Otro fósforo puso al descubierto: CLAVOS EN LOS OJOS A TODOS LOS MARICAS (EN EL NOMBRE DE DIOS).
—Quien sea el que escribe estas pequeñas homilías es un caso grave de demencia profunda. No me sentiría tan mal si supiera que se trata de una sola persona, de un enfermo aislado, pero… —Don señaló toda la longitud del puente con un vago ademán del brazo—. Hay muchas cosas como éstas… y no creo que las haya escrito una sola persona. Por eso quiero marcharme de Derry, Adri. Hay demasiados lugares y demasiada gente aquí que parecen afectados de demencia profunda.
—Bueno, espera a que termine mi novela, ¿quieres? Por favor. Hasta octubre, nada más, te lo prometo. Aquí el aire es mejor.
—No sabía que el peligro estaba en el agua —diría después Don Hagarty, amargamente, a los policías.
10
Tom Boutillier y el jefe Rademacher se inclinaron hacia adelante y aguzaron el oído. Chris Unwin, sentado con la cabeza gacha, hablaba monótonamente con el suelo. Esa era la parte que les interesaba oír, la parte que enviaría a la cárcel a dos de esos salvajes, cuando menos.
—La feria era una porquería —dijo Unwin—. Ya estaban cerrando todas las atracciones: la montaña rusa, la batidora. En los coches locos habían puesto el cartel de cerrado. Los únicos abiertos eran los juegos para niños. Así que seguimos caminando hasta que Webby vio el tiro al blanco y pagó cincuenta centavos y entonces vio un sombrero como el del marica y trató de tirar ese, pero fallaba y fallaba y cada vez que fallaba se ponía peor, ¿sabe? Y Steve es el que se pasa diciendo tranquilo y por qué coño no te tranquilizas, ¿sabe? Pero esa noche estaba que se comía las paredes, porque tomó esa píldora, ¿sabe? No sé qué píldora. Una roja; a lo mejor hasta legal. Pero la tenía tomada con Webby. Yo pensé que Webby le iba a pegar, ¿sabe? Y le decía: No sirves ni para ganar ese sombrero de marica. Tienes que estar reventado para no ganar ni ese sombrero de marica. Al final, la señora le dio un premio, aunque no había acertado, creo que para perdernos de vista.

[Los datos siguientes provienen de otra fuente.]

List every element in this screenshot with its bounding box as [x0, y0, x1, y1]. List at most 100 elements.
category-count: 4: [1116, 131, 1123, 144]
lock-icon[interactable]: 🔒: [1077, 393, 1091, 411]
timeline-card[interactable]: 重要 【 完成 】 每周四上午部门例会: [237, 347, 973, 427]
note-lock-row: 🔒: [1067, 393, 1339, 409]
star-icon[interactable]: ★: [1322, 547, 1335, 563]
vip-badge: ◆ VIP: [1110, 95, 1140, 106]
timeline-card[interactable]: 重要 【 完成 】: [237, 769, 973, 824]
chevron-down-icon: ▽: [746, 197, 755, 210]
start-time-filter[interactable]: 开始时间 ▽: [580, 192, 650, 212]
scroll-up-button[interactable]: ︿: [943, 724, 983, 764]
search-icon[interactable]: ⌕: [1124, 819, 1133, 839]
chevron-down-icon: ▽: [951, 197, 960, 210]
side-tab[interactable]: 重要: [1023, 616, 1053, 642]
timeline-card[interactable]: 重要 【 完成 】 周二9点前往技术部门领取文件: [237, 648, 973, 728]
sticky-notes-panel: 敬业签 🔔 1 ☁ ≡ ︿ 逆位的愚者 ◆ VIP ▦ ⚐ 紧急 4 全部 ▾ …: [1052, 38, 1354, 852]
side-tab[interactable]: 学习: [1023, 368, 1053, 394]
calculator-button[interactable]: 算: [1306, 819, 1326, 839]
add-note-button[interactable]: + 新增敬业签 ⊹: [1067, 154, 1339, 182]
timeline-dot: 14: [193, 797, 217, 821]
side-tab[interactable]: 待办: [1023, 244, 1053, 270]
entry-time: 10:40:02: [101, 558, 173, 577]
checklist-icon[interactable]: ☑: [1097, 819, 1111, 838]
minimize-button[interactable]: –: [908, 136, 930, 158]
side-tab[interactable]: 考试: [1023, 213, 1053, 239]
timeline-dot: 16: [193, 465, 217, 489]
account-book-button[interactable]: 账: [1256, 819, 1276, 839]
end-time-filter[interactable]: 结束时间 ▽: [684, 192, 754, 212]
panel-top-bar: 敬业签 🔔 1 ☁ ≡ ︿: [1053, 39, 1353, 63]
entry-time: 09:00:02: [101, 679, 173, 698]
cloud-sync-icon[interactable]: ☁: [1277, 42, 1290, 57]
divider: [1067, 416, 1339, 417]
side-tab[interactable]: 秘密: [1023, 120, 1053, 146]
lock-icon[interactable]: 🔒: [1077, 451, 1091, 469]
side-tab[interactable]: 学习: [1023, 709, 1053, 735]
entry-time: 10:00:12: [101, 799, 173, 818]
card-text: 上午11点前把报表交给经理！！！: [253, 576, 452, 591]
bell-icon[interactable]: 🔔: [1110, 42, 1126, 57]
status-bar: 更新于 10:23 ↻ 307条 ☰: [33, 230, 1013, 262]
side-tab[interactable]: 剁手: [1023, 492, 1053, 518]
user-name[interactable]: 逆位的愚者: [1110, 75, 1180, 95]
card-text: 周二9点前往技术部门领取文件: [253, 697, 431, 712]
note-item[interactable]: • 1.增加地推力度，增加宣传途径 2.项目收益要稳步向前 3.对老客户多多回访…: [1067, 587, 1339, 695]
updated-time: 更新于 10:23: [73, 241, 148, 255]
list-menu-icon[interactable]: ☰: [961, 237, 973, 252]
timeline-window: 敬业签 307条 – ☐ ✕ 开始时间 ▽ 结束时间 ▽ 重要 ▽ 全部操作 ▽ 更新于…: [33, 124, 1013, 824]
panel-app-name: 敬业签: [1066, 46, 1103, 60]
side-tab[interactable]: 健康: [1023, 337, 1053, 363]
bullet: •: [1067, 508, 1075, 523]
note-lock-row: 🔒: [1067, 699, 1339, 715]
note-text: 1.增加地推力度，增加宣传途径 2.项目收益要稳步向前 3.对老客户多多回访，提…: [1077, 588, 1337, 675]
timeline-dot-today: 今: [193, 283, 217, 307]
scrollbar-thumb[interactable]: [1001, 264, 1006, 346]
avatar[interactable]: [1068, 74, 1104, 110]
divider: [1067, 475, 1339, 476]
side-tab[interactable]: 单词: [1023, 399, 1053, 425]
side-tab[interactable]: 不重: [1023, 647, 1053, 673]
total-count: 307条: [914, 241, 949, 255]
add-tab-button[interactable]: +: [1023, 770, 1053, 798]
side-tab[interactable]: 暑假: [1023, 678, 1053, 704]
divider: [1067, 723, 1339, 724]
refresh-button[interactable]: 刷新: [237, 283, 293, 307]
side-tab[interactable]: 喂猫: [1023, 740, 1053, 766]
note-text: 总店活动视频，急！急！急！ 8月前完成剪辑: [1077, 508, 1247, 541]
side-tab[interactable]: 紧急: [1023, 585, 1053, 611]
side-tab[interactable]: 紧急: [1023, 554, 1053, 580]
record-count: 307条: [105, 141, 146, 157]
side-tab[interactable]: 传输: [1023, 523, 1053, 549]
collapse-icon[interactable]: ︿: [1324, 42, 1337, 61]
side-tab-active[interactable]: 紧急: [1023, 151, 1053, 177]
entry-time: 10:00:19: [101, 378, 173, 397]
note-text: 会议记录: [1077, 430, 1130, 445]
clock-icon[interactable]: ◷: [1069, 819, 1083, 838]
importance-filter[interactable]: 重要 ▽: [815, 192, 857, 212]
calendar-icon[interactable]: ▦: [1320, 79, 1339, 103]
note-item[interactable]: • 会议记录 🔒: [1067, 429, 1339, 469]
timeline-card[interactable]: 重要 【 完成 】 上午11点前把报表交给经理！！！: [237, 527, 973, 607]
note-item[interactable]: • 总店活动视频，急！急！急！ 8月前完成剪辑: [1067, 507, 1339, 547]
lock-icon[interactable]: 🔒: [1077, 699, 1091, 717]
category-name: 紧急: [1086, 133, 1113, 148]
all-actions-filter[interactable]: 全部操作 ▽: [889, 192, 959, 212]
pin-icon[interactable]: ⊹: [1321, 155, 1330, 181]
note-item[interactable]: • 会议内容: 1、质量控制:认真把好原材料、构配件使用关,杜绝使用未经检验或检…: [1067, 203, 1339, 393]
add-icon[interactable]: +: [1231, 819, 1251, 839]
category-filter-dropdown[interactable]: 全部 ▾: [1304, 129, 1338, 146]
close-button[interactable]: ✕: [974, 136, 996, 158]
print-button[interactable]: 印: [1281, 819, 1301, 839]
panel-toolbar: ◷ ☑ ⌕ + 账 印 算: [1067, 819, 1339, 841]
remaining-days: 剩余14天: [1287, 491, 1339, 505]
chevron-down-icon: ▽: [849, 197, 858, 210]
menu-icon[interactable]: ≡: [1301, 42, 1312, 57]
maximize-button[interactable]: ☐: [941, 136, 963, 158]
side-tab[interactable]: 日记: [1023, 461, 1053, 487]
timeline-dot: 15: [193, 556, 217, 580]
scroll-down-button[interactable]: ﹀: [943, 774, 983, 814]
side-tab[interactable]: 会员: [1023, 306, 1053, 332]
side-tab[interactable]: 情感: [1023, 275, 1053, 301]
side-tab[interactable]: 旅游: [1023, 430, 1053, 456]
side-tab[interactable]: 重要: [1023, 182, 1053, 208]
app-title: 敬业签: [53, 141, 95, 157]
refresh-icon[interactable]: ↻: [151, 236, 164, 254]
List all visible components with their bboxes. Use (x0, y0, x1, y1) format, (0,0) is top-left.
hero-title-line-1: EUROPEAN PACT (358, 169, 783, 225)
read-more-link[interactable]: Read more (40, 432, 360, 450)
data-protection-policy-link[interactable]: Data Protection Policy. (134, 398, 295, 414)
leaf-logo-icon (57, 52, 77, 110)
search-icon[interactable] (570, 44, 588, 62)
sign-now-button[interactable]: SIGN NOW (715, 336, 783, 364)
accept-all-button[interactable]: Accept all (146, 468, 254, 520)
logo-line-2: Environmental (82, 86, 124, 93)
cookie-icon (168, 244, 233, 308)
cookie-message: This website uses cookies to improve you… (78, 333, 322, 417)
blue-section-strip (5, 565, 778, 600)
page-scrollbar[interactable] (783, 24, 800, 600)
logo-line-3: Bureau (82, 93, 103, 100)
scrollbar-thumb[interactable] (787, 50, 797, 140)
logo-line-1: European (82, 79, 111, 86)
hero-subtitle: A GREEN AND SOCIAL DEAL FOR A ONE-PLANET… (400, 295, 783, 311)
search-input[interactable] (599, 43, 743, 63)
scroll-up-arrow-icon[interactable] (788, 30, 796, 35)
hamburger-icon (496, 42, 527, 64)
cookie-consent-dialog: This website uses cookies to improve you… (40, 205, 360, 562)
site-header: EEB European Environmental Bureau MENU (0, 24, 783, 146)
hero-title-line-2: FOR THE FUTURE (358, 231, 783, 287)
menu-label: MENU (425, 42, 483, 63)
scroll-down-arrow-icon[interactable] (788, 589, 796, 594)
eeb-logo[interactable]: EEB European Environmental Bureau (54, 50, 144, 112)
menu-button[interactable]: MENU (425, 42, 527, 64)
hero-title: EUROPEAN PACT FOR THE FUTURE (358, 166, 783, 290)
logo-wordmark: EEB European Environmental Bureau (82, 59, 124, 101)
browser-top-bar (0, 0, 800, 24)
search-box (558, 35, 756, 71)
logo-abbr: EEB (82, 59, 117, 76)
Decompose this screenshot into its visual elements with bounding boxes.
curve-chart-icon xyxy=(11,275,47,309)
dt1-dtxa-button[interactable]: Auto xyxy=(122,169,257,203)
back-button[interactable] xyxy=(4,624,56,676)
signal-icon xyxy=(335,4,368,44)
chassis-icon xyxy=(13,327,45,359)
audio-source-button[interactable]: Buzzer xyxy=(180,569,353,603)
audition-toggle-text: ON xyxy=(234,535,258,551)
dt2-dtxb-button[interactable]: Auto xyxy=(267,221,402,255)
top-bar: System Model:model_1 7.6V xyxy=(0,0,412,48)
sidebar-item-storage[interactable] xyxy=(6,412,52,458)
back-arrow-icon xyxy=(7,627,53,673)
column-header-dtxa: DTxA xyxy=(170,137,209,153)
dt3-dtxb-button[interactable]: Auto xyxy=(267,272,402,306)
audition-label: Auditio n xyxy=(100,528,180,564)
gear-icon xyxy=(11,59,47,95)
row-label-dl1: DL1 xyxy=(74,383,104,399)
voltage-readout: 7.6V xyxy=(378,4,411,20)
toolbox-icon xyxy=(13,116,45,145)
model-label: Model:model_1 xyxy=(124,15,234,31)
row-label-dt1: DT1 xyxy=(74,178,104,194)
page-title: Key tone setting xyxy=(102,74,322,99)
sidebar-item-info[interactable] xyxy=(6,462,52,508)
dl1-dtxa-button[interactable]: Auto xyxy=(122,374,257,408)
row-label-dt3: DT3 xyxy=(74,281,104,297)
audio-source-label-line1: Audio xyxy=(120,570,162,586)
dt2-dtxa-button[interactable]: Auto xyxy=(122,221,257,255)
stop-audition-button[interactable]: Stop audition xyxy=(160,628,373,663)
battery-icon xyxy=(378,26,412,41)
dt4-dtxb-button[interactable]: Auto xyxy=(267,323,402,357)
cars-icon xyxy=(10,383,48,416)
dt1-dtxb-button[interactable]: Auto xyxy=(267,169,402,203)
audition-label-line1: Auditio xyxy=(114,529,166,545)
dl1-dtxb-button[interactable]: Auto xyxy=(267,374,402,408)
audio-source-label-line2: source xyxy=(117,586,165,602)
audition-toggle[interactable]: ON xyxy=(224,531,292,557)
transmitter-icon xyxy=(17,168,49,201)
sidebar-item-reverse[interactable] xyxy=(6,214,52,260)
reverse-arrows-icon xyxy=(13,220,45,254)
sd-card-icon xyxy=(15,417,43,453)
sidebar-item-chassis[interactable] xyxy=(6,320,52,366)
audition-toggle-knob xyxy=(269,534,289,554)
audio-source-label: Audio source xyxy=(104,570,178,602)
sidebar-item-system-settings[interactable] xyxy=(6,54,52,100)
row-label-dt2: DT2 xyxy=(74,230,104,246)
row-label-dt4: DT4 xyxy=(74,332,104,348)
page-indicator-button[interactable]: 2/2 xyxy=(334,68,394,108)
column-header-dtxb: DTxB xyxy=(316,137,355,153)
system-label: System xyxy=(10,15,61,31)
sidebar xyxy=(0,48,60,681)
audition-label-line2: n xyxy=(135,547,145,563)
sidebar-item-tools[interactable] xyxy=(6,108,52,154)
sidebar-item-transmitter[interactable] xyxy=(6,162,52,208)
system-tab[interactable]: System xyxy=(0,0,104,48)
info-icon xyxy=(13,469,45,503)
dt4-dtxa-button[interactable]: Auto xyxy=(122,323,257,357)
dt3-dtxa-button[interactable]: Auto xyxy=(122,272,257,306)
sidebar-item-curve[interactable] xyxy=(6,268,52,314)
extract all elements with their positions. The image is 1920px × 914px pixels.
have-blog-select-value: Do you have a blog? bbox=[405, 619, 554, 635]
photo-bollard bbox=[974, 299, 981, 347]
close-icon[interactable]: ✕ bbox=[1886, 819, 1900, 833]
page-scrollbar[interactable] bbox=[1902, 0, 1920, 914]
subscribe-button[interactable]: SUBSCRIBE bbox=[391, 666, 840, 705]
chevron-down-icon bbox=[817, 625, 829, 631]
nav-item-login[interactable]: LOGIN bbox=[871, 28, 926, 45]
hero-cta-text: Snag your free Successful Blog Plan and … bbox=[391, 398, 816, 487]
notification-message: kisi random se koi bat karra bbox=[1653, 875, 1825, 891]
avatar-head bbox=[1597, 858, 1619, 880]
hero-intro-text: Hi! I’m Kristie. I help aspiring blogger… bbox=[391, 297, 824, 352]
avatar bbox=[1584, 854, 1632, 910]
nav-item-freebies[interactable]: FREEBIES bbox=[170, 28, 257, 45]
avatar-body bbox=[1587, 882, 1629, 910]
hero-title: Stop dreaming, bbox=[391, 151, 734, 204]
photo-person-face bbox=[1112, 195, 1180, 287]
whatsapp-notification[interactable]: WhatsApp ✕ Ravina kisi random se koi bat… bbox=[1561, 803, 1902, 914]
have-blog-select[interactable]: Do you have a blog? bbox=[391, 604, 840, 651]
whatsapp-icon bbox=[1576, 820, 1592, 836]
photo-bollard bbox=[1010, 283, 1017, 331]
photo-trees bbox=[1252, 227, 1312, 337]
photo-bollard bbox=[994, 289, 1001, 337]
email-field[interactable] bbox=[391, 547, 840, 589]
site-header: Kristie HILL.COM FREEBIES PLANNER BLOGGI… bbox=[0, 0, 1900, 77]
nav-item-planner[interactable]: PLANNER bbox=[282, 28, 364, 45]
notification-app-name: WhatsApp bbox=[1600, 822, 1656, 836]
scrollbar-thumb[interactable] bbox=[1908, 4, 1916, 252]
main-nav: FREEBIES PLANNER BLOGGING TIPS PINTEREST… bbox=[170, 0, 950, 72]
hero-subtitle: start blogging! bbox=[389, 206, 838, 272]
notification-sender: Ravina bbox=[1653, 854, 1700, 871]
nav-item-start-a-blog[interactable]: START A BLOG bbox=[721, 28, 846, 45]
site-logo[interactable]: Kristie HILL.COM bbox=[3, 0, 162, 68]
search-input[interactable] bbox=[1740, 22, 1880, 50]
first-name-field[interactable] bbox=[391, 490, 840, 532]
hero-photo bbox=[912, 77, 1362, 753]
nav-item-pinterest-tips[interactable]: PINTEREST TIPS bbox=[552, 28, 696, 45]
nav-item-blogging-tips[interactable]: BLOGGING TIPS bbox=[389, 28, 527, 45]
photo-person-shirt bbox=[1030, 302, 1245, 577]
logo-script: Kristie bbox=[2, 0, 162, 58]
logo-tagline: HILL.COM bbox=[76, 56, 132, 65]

No sé. A lo mejor no. Pero creo que sí. Era una de esas cosas que hacen ruido, ¿sabe? Uno sopla y eso se infla y se desenrolla y hace un ruido como de pedo, ¿sabe? Yo tenía uno que me regalaron por Navidad o por Reyes o algo así y me gustaba mucho, pero lo perdí. O a lo mejor alguien me lo birló en esa mierda de escuela, ¿sabe? Bueno, cuando la feria estaba por cerrar, ya salíamos y Steve seguía con el rollo de que Webby no podía ni ganar ese sombrero de marica, ¿sabe? Y Webby no decía nada y me di cuenta de que era mala señal, pero no sabía qué hacer, ¿sabe? Quería cambiar de conversación, pero no se me ocurría nada, ¿sabe? Así que cuando fuimos al aparcamiento, Steve dice: «¿Adónde queréis ir, a casa?». Y Webby: «Vamos a pasar primero por el “Falcon”, a ver si ese marica está por ahí».